PHPreverse-engineering

I have this new customer, that has this PHP App. It was written by a single developer that wanted to "make yet another framework" back in 2005. About 3 Years later the developer left the company, and with him all Knowledge on what this thing is actually doing.

Now, as the App already went in production the manager just hired a few more developers / freelancers (that are not available anymore too) to fix bugs here and there and develop some more functionality. Some tried to follow the undocumented guidelines of the software, some did not.

You might be able to imagine how the code looks today … its an utter mess!

I talked to the manager and told him what I think of his software and managed to get him to realy think about rewriting the damn thing.

But here comes my problem: To be able to estimate the effort needed to rewrite I would need to know what the thing is doing. The manager can tell me from his perspective what it's doing but there is just no technical knowledge about it. And as with all software that grew over years there are these "special edge cases".

Basically my idea is "record/log" the live system for a few weeks to actually get a technical, somewhat complete conclusion of what this thing is doing most of the time and what are the things that rarely get touched/used. E.g. what was the Request and what route did it go to render the results. Reading and trying to understand the code is impossible. It would help though to see which Classes/Functions are called and then read/understand them.

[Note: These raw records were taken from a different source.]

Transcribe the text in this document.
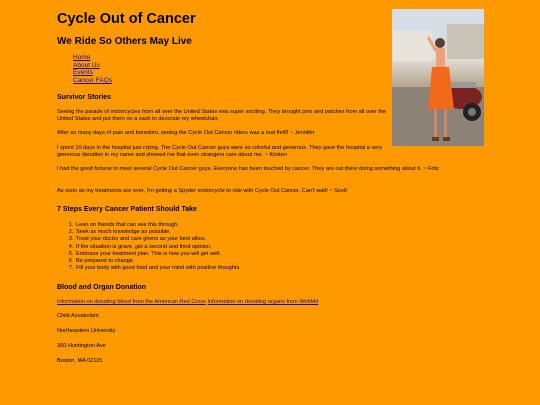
Cycle Out of Cancer
We Ride So Others May Live
Home
About Us
Events
Cancer FAQs
Survivor Stories

Seeing the parade of motorcycles from all over the United States was super exciting. They brought pins and patches from all over the United States and put them on a sash to decorate my wheelchair.

After so many days of pain and boredom, seeing the Cycle Out Cancer riders was a real thrill! ~ Jennifer

I spent 10 days in the hospital just crying. The Cycle Out Cancer guys were so colorful and generous. They gave the hospital a very generous donation in my name and showed me that even strangers care about me. ~ Kristen

I had the good fortune to meet several Cycle Out Cancer guys. Everyone has been touched by cancer. They are out there doing something about it. ~ Fritz

As soon as my treatments are over, I'm getting a Spyder motorcycle to ride with Cycle Out Cancer. Can't wait! ~ Scott

7 Steps Every Cancer Patient Should Take
1. Lean on friends that can see this through.
2. Seek as much knowledge as possible.
3. Treat your doctor and care givers as your best allies.
4. If the situation is grave, get a second and third opinion.
5. Embrace your treatment plan. This is how you will get well.
6. Be prepared to change.
7. Fill your body with good food and your mind with positive thoughts.
Blood and Organ Donation
Information on donating blood from the American Red Cross Information on donating organs from WebMd

Chidi Azuakolam

Northeastern University

360 Huntington Ave

Boston, MA 02115
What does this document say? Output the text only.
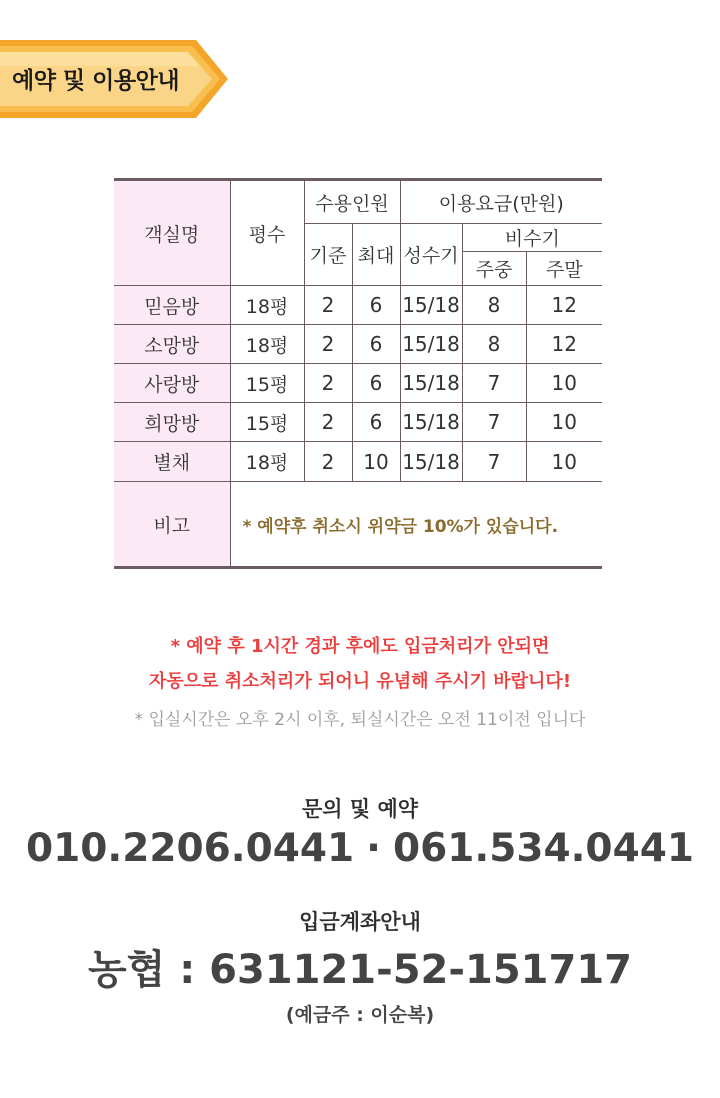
예약 및 이용안내
객실명	평수	수용인원		이용요금(만원)		
		기준	최대	성수기	비수기	
					주중	주말
믿음방	18평	2	6	15/18	8	12
소망방	18평	2	6	15/18	8	12
사랑방	15평	2	6	15/18	7	10
희망방	15평	2	6	15/18	7	10
별채	18평	2	10	15/18	7	10
비고	* 예약후 취소시 위약금 10%가 있습니다.					
* 예약 후 1시간 경과 후에도 입금처리가 안되면
자동으로 취소처리가 되어니 유념해 주시기 바랍니다!
* 입실시간은 오후 2시 이후, 퇴실시간은 오전 11이전 입니다
문의 및 예약
010.2206.0441 · 061.534.0441
입금계좌안내
농협 : 631121-52-151717
(예금주 : 이순복)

So, is there any tool to log/record Http Request/Responses and what call graph of the php app it triggered? Preferably something that would not have to get written into the code?
I ditched PHP years ago and am somewhat rusty with my PHP Utility and Standard Library Toolset to know of something that could help me here.

Best Answer

So, is there any tool to log/record Http Request/Responses and what call graph of the php app it triggered? Preferably something that would not have to get written into the code?

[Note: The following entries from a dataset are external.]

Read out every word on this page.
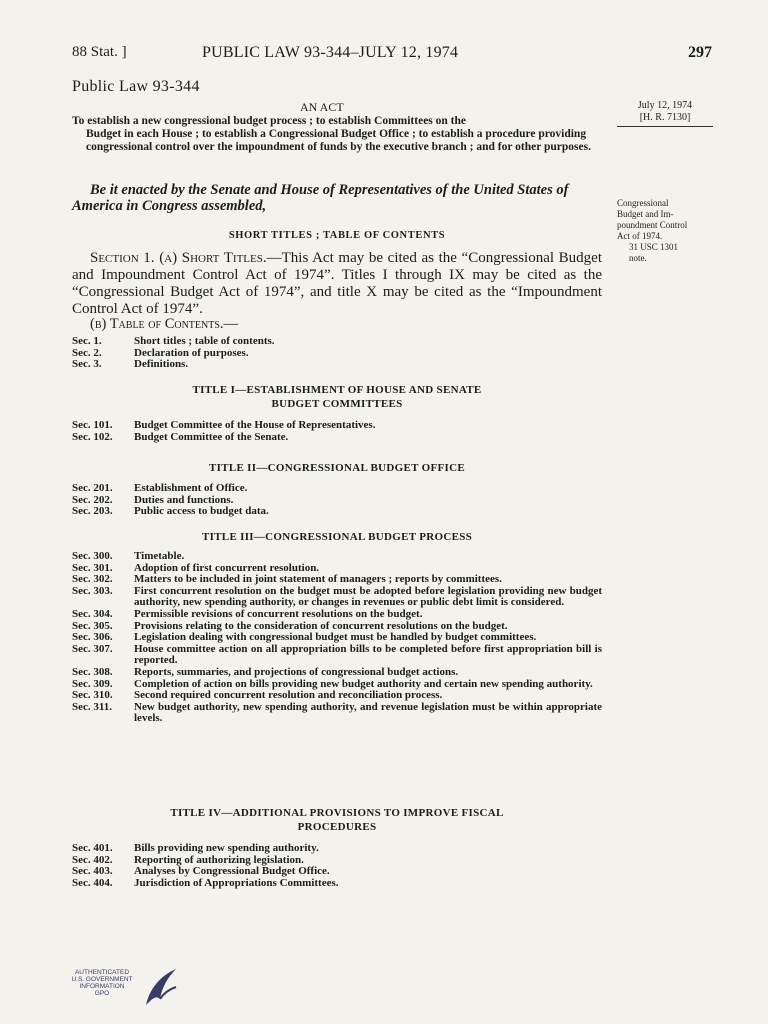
88 Stat. ]	PUBLIC LAW 93-344–JULY 12, 1974	297
Public Law 93-344
AN ACT	July 12, 1974
[H. R. 7130]
Congressional
Budget and Im-
poundment Control
Act of 1974.
31 USC 1301
note.
To establish a new congressional budget process ; to establish Committees on the
Budget in each House ; to establish a Congressional Budget Office ; to establish a procedure providing congressional control over the impoundment of funds by the executive branch ; and for other purposes.
Be it enacted by the Senate and House of Representatives of the United States of America in Congress assembled,
SHORT TITLES ; TABLE OF CONTENTS
Section 1. (a) Short Titles.—This Act may be cited as the “Congressional Budget and Impoundment Control Act of 1974”. Titles I through IX may be cited as the “Congressional Budget Act of 1974”, and title X may be cited as the “Impoundment Control Act of 1974”.
(b) Table of Contents.—
Sec. 1.	Short titles ; table of contents.
Sec. 2.	Declaration of purposes.
Sec. 3.	Definitions.
TITLE I—ESTABLISHMENT OF HOUSE AND SENATE
BUDGET COMMITTEES
Sec. 101.	Budget Committee of the House of Representatives.
Sec. 102.	Budget Committee of the Senate.
TITLE II—CONGRESSIONAL BUDGET OFFICE
Sec. 201.	Establishment of Office.
Sec. 202.	Duties and functions.
Sec. 203.	Public access to budget data.
TITLE III—CONGRESSIONAL BUDGET PROCESS
Sec. 300.	Timetable.
Sec. 301.	Adoption of first concurrent resolution.
Sec. 302.	Matters to be included in joint statement of managers ; reports by committees.
Sec. 303.	First concurrent resolution on the budget must be adopted before legislation providing new budget authority, new spending authority, or changes in revenues or public debt limit is considered.
Sec. 304.	Permissible revisions of concurrent resolutions on the budget.
Sec. 305.	Provisions relating to the consideration of concurrent resolutions on the budget.
Sec. 306.	Legislation dealing with congressional budget must be handled by budget committees.
Sec. 307.	House committee action on all appropriation bills to be completed before first appropriation bill is reported.
Sec. 308.	Reports, summaries, and projections of congressional budget actions.
Sec. 309.	Completion of action on bills providing new budget authority and certain new spending authority.
Sec. 310.	Second required concurrent resolution and reconciliation process.
Sec. 311.	New budget authority, new spending authority, and revenue legislation must be within appropriate levels.
TITLE IV—ADDITIONAL PROVISIONS TO IMPROVE FISCAL
PROCEDURES
Sec. 401.	Bills providing new spending authority.
Sec. 402.	Reporting of authorizing legislation.
Sec. 403.	Analyses by Congressional Budget Office.
Sec. 404.	Jurisdiction of Appropriations Committees.
AUTHENTICATED
U.S. GOVERNMENT
INFORMATION
GPO
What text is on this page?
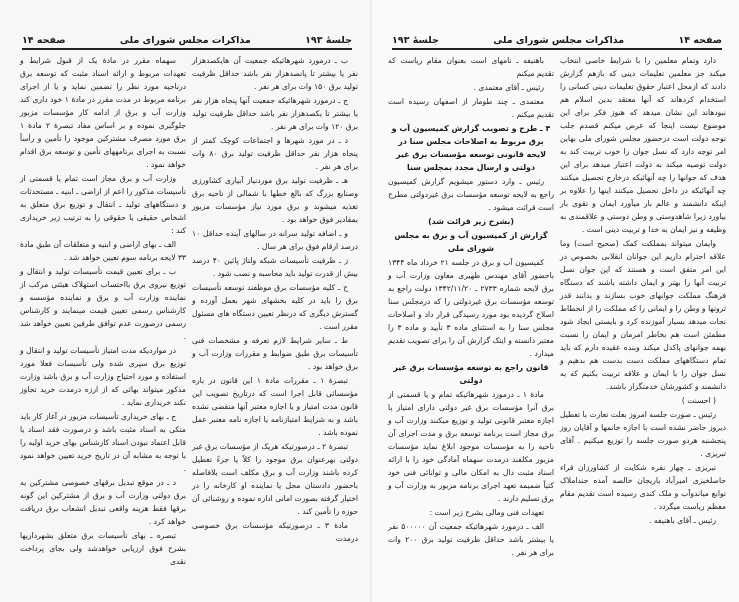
جلسهٔ ۱۹۳
مذاکرات مجلس شورای ملی
صفحه ۱۴

ب ـ درمورد شهرهائیکه جمعیت آن هایکصدهزار نفر یا بیشتر تا پانصدهزار نفر باشد حداقل ظرفیت تولید برق ۱۵۰ وات برای هر نفر .

ج ـ درمورد شهرهائیکه جمعیت آنها پنجاه هزار نفر یا بیشتر تا یکصدهزار نفر باشد حداقل ظرفیت تولید برق ۱۲۰ وات برای هر نفر .

د ـ در مورد شهرها و اجتماعات کوچک کمتر از پنجاه هزار نفر حداقل ظرفیت تولید برق ۸۰ وات برای هر نفر .

هـ ـ ظرفیت تولید برق موردنیاز آبیاری کشاورزی وصنایع بزرگ که بالغ خطها با شمالی از ناحیه برق تغذیه میشوند و برق مورد نیاز مؤسسات مزبور بمقادیر فوق خواهد بود .

و ـ اضافه تولید سرانه در سالهای آینده حداقل ۱۰ درصد ارقام فوق برای هر سال .

ز ـ ظرفیت تأسیسات شبکه ولتاژ پائین ۴۰ درصد بیش از قدرت تولید باید محاسبه و نصب شود .

ح ـ کلیه مؤسسات برق موظفند توسعه تأسیسات برق را باید در کلیه بخشهای شهر بعمل آورده و گسترش دیگری که درنظر تعیین دستگاه های مسئول مقرر است .

ط ـ سایر شرایط لازم تعرفه و مشخصات فنی تأسیسات برق طبق ضوابط و مقررات وزارت آب و برق خواهد بود .

تبصرهٔ ۱ ـ مقررات مادهٔ ۱ این قانون در باره مؤسسائی قابل اجرا است که درتاریخ تصویب این قانون مدت امتیاز و یا اجازه معتبر آنها منقضی نشده باشد و به شرایط امتیازنامه یا اجازه نامه معتبر عمل نموده باشد .

تبصرهٔ ۲ ـ درصورتیکه هریک از مؤسسات برق غیر دولتی بهرعنوان برق موجود را کلاً یا جزءً تعطیل کرده باشند وزارت آب و برق مکلف است بلافاصله باحضور دادستان محل یا نماینده او کارخانه را در اختیار گرفته بصورت امانی اداره نموده و روشنائی آن حوزه را تأمین کند .

مادهٔ ۳ ـ درصورتیکه مؤسسات برق خصوصی درمدت

سهماه مقرر در مادهٔ یک از قبول شرایط و تعهدات مربوط و ارائه اسناد مثبت که توسعه برق درناحیه مورد نظر را تضمین نماید و یا از اجرای برنامه مربوط در مدت مقرر در مادهٔ ۱ خود داری کند وزارت آب و برق از ادامه کار مؤسسات مزبور جلوگیری نموده و بر اساس مفاد تبصرهٔ ۲ مادهٔ ۱ برق مورد مصرف مشترکین موجود را تأمین و رأساً نسبت به اجرای برنامههای تأمین و توسعه برق اقدام خواهد نمود .

وزارت آب و برق مجاز است تمام یا قسمتی از تأسیسات مذکور را اعم از اراضی ـ ابنیه ـ مستحدثات و دستگاههای تولید ـ انتقال و توزیع برق متعلق به اشخاص حقیقی یا حقوقی را به ترتیب زیر خریداری کند :

الف ـ بهای اراضی و ابنیه و متعلقات آن طبق مادهٔ ۳۳ لایحه برنامه سوم تعیین خواهد شد .

ب ـ برای تعیین قیمت تأسیسات تولید و انتقال و توزیع نیروی برق بااحتساب استهلاک هیئتی مرکب از نماینده وزارت آب و برق و نماینده مؤسسه و کارشناس رسمی تعیین قیمت مینمایند و کارشناس رسمی درصورت عدم توافق طرفین تعیین خواهد شد .

در مواردیکه مدت امتیاز تأسیسات تولید و انتقال و توزیع برق سپری شده ولی تأسیسات فعلا مورد استفاده و مورد احتیاج وزارت آب و برق باشد وزارت مذکور میتواند بهائی که از ارزه درمدت خرید تجاوز نکند خریداری نماید .

ج ـ بهای خریداری تأسیسات مزبور در آغاز کار باید متکی به اسناد مثبت باشد و درصورت فقد اسناد یا قابل اعتماد نبودن اسناد کارشناس بهای خرید اولیه را با توجه به مشابه آن در تاریخ خرید تعیین خواهد نمود .

د ـ در موقع تبدیل برقهای خصوصی مشترکین به برق دولتی وزارت آب و برق از مشترکین این گونه برقها فقط هزینه واقعی تبدیل انشعاب برق دریافت خواهد کرد .

تبصره ـ بهای تأسیسات برق متعلق بشهرداریها بشرح فوق ارزیابی خواهدشد ولی بجای پرداخت نقدی

صفحه ۱۴
مذاکرات مجلس شورای ملی
جلسهٔ ۱۹۳

دارد وتمام معلمین را با شرایط خاصی انتخاب میکند جز معلمین تعلیمات دینی که بازهم گزارش دادند که ازمحل اعتبار حقوق تعلیمات دینی کسانی را استخدام کردهاند که آنها معتقد بدین اسلام هم نبودهاند این نشان میدهد که هنوز فکر برای این موضوع نیست اینجا که عرض میکنم قصدم جلب توجه دولت است درحضور مجلس شورای ملی بهاین امر توجه دارد که نسل جوان را خوب تربیت کند به دولت توصیه میکند به دولت اعتبار میدهد برای این هدف که جوانها را چه آنهائیکه درخارج تحصیل میکنند چه آنهائیکه در داخل تحصیل میکنند اینها را علاوه بر اینکه دانشمند و عالم بار میآورد ایمان و تقوی بار بیاورد زیرا شاهدوستی و وطن دوستی و علاقمندی به وظیفه و نیز ایمان به خدا و تربیت دینی است .

وایمان میتواند بمملکت کمک (صحیح است) وما علاقه احترام داریم این جوانان انقلابی بخصوص در این امر متفق است و هستند که این جوان نسل تربیت آنها را بهتر و ایمان داشته باشند که دستگاه فرهنگ مملکت جوانهای خوب بسازند و بدانند قدر ثروتها و وطن را و ایمانی را که مملکت را از انحطاط نجات میدهد بسیار آموزنده کرد و بایستی ایجاد شود مطمئن است هم بخاطر امرمان و ایمان را نسبت بهمه جوانهای پاکدل میکند وبنده عقیده دارم که باید تمام دستگاههای مملکت دست بدست هم بدهیم و نسل جوان را با ایمان و علاقه تربیت بکنیم که به دانشمند و کشورشان خدمتگزار باشند.

( احسنت )

رئیس ـ صورت جلسه امروز بعلت تعارت با تعطیل دیروز حاضر نشده است با اجازه خانمها و آقایان روز پنجشنبه هردو صورت جلسه را توزیع میکنیم . آقای تبریزی .

تبریزی ـ چهار نفره شکایت از کشاورزان قراء حاصلخیزی امیرآباد یاریجان خالصه آمده جنداملاک توابع میاندوآب و ملک کندی رسیده است تقدیم مقام معظم ریاست میگردد .

رئیس ـ آقای باهنیفه .

باهنیفه ـ نامهای است بعنوان مقام ریاست که تقدیم میکنم

رئیس ـ آقای معتمدی .

معتمدی ـ چند طومار از اصفهان رسیده است تقدیم میکنم .

۴ ـ طرح و تصویب گزارش کمیسیون آب و برق مربوط به اصلاحات مجلس سنا در لایحه قانونی توسعه مؤسسات برق غیر دولتی و ارسال مجدد بمجلس سنا

رئیس ـ وارد دستور میشویم گزارش کمیسیون راجع به لایحه توسعه مؤسسات برق غیردولتی مطرح است قرائت میشود .

(بشرح زیر قرائت شد)

گزارش از کمیسیون آب و برق به مجلس شورای ملی

کمیسیون آب و برق در جلسه ۲۱ خرداد ماه ۱۳۴۴ باحضور آقای مهندس ظهیری معاون وزارت آب و برق لایحه شماره ۲۷۳۳ ـ ۱۳۴۲/۱۱/۲۰ دولت راجع به توسعه مؤسسات برق غیردولتی را که درمجلس سنا اصلاح گردیده بود مورد رسیدگی قرار داد و اصلاحات مجلس سنا را به استثنای ماده ۳ تأیید و ماده ۳ را معتبر دانسته و اینک گزارش آن را برای تصویب تقدیم میدارد .

قانون راجع به توسعه مؤسسات برق غیر دولتی

مادهٔ ۱ ـ درمورد شهرهائیکه تمام و یا قسمتی از برق آنرا مؤسسات برق غیر دولتی دارای امتیاز یا اجازه معتبر قانونی تولید و توزیع میکنند وزارت آب و برق مجاز است برنامه توسعه برق و مدت اجرای آن ناحیه را به مؤسسات موجود ابلاغ نماید مؤسسات مزبور مکلفند درمدت سهماه آمادگی خود را با ارائه اسناد مثبت دال به امکان مالی و توانائی فنی خود کتباً ضمیمه تعهد اجرای برنامه مزبور به وزارت آب و برق تسلیم دارند .

تعهدات فنی ومالی بشرح زیر است :

الف ـ درمورد شهرهائیکه جمعیت آن ۵۰۰۰۰۰ نفر یا بیشتر باشد حداقل ظرفیت تولید برق ۲۰۰ وات برای هر نفر .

The code coverage analysis functionality of xdebug will help you get a sense of what gets executed on each request:

Code coverage tells you which lines of script (or set of scripts) have been executed during a request. With this information you can for example find out how good your unit tests are.

xdebug's profiler outputs profiling information in the form of a Cachegrind compatible file, so in theory you don't have to do a lot in code, as you can configure xdebug via php.ini and htaccess.


This is the practical approach, don't stop here, you should follow the advice given by ChrisF and Morons.